Sebbene l’inaugurazione ufficiale del museo sia prevista per il 2026, il progetto apre le sue porte con The Rose That Grew From Concrete, a cura di Morgane Lucquet Laforgue e concepita come una mostra collettiva che riunisce 14 artisti: Chiara Bettazzi, Bottega Bianco Bianchi Scagliole, Mireille Blanc, Bianca Bondi, Davidovici & Ctiborsky, Marion Flament, Federico Gori, Beate Höing, Flora Moscovici, Chris Oh, Elise Peroi, Clara Rivault e Shubha Taparia. La mostra, aperta fino al 4 gennaio 2026, rappresenta la terza edizione delle cosiddette Mostre in fase di cantiere, un progetto che anticipa ciò che promette di essere la futura programmazione del museo incentrata sull’arte contemporanea.

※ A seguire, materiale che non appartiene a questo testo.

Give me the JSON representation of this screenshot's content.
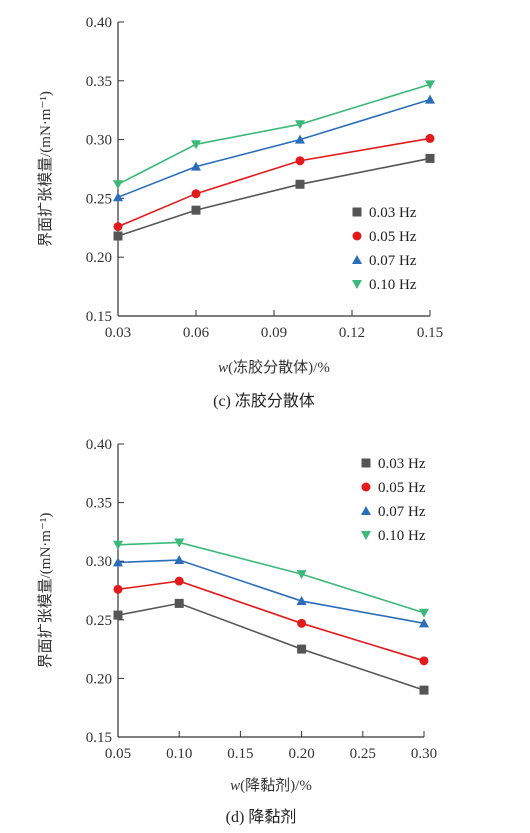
{
  "chart_data": [
    {
      "type": "line",
      "caption": "(c) 冻胶分散体",
      "xlabel_var": "w",
      "xlabel": "(冻胶分散体)/%",
      "ylabel": "界面扩张模量/(mN·m⁻¹)",
      "x": [
        0.03,
        0.06,
        0.1,
        0.15
      ],
      "xlim": [
        0.03,
        0.15
      ],
      "ylim": [
        0.15,
        0.4
      ],
      "xticks": [
        "0.03",
        "0.06",
        "0.09",
        "0.12",
        "0.15"
      ],
      "xtick_values": [
        0.03,
        0.06,
        0.09,
        0.12,
        0.15
      ],
      "yticks": [
        "0.15",
        "0.20",
        "0.25",
        "0.30",
        "0.35",
        "0.40"
      ],
      "ytick_values": [
        0.15,
        0.2,
        0.25,
        0.3,
        0.35,
        0.4
      ],
      "legend_position": "bottom-right",
      "series": [
        {
          "name": "0.03 Hz",
          "values": [
            0.218,
            0.24,
            0.262,
            0.284
          ],
          "color": "#555555",
          "marker": "square"
        },
        {
          "name": "0.05 Hz",
          "values": [
            0.226,
            0.254,
            0.282,
            0.301
          ],
          "color": "#e31a1c",
          "marker": "circle"
        },
        {
          "name": "0.07 Hz",
          "values": [
            0.251,
            0.277,
            0.3,
            0.334
          ],
          "color": "#2a6ebb",
          "marker": "triangle-up"
        },
        {
          "name": "0.10 Hz",
          "values": [
            0.262,
            0.296,
            0.313,
            0.347
          ],
          "color": "#3cb878",
          "marker": "triangle-down"
        }
      ]
    },
    {
      "type": "line",
      "caption": "(d) 降黏剂",
      "xlabel_var": "w",
      "xlabel": "(降黏剂)/%",
      "ylabel": "界面扩张模量/(mN·m⁻¹)",
      "x": [
        0.05,
        0.1,
        0.2,
        0.3
      ],
      "xlim": [
        0.05,
        0.3
      ],
      "ylim": [
        0.15,
        0.4
      ],
      "xticks": [
        "0.05",
        "0.10",
        "0.15",
        "0.20",
        "0.25",
        "0.30"
      ],
      "xtick_values": [
        0.05,
        0.1,
        0.15,
        0.2,
        0.25,
        0.3
      ],
      "yticks": [
        "0.15",
        "0.20",
        "0.25",
        "0.30",
        "0.35",
        "0.40"
      ],
      "ytick_values": [
        0.15,
        0.2,
        0.25,
        0.3,
        0.35,
        0.4
      ],
      "legend_position": "top-right",
      "series": [
        {
          "name": "0.03 Hz",
          "values": [
            0.254,
            0.264,
            0.225,
            0.19
          ],
          "color": "#555555",
          "marker": "square"
        },
        {
          "name": "0.05 Hz",
          "values": [
            0.276,
            0.283,
            0.247,
            0.215
          ],
          "color": "#e31a1c",
          "marker": "circle"
        },
        {
          "name": "0.07 Hz",
          "values": [
            0.299,
            0.301,
            0.266,
            0.247
          ],
          "color": "#2a6ebb",
          "marker": "triangle-up"
        },
        {
          "name": "0.10 Hz",
          "values": [
            0.314,
            0.316,
            0.289,
            0.256
          ],
          "color": "#3cb878",
          "marker": "triangle-down"
        }
      ]
    }
  ]
}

L’unicità della mostra risiede nel riunire un repertorio di installazioni site-specific concepite per dialogare con l’edificio, esplorandone gli aspetti intrinseci e articolando l’idea di “ciclo di vita, abbandono e rigenerazione”. Il complesso — ancora non completamente restaurato e quindi dominato da uno stato di rovina — introduce una tensione particolare: la presenza imponente dello spazio, con la sua carica materica, storica e simbolica, rischia infatti di eclissare le opere e di diventare il vero protagonista.

Nel loro insieme, le installazioni rispondono all’ambiente e costruiscono un linguaggio che, in alcuni momenti, sembra mimetizzarsi con esso. Come afferrare il vento, di Federico Gori, composta da 2.200 foglie di quercia sospese nell’aria, evidenzia una dialettica tra la fragilità delle foglie secche e l’ambiente in rovina, sensibile al movimento, alla polvere e al suono, trasmettendo la sensazione di un tempo sospeso. Forse l’opera che meglio condensa la relazione tra prassi artistica e spazio è Polvere e Cielo di Flora Moscovici: un intervento in un corridoio del complesso, dipinto con miscele di calce che generano una trasparenza che avvolge pareti, soffitto e pavimento, quasi come un colore atmosferico iridescente che richiama le vetrate delle chiese, un percorso cromatico impregnato di un’aura di misticismo ottenuta attraverso la pittura.

Nonostante in gran parte delle opere della mostra risulti verosimile la relazione tra lo spazio in rovina e la trasformazione poetica costruita attraverso interventi site-specific, The Rose That Grew From Concrete si inserisce in una logica analoga a quella delle esposizioni realizzate nell’ambito delle Mostre in fase di cantiere, curate da Lucquet Laforgue, in particolare Rivelazioni (2024), che riuniva Juliette Minchin e Marta Roberti. Anche in quel caso si cercava di instaurare un dialogo con il detrito dell’edificio e con la sua storia, seguendo una linea discorsiva già presente sin dalla prima edizione e che, in questa terza, appare esaurita e reiterativa. Una serie di opere traslucide, con accenti barocchi e risonanze di arte religiosa, finisce per essere eclissata dal peso dell’edificio e dalla sua memoria, rendendo la proposta curatoriale prevedibile.

Le considerazioni precedenti portano a interrogarsi sulla natura del progetto culturale, che è stato designato come “museo” da parte del Comune, delineando una museografia e, in futuro, un percorso archeologico e storico che andranno di pari passo con la didattica e la ricerca. Tuttavia, di fronte a queste mostre in fase di cantiere, che intendono offrire un’anticipazione della futura collezione di arte contemporanea, e considerando inoltre che il museo è privo di una collezione storica, sorgono interrogativi quali: quale tipo di arte intende incentivare e collezionare il museo? Un’arte religiosa contemporanea? Se l’orientamento verte su opere site-specific, in che modo verrebbero queste raccolte? Si tratterebbe di site-specific permanenti? E quale sarebbe la sua linea di ricerca: storica o contemporanea?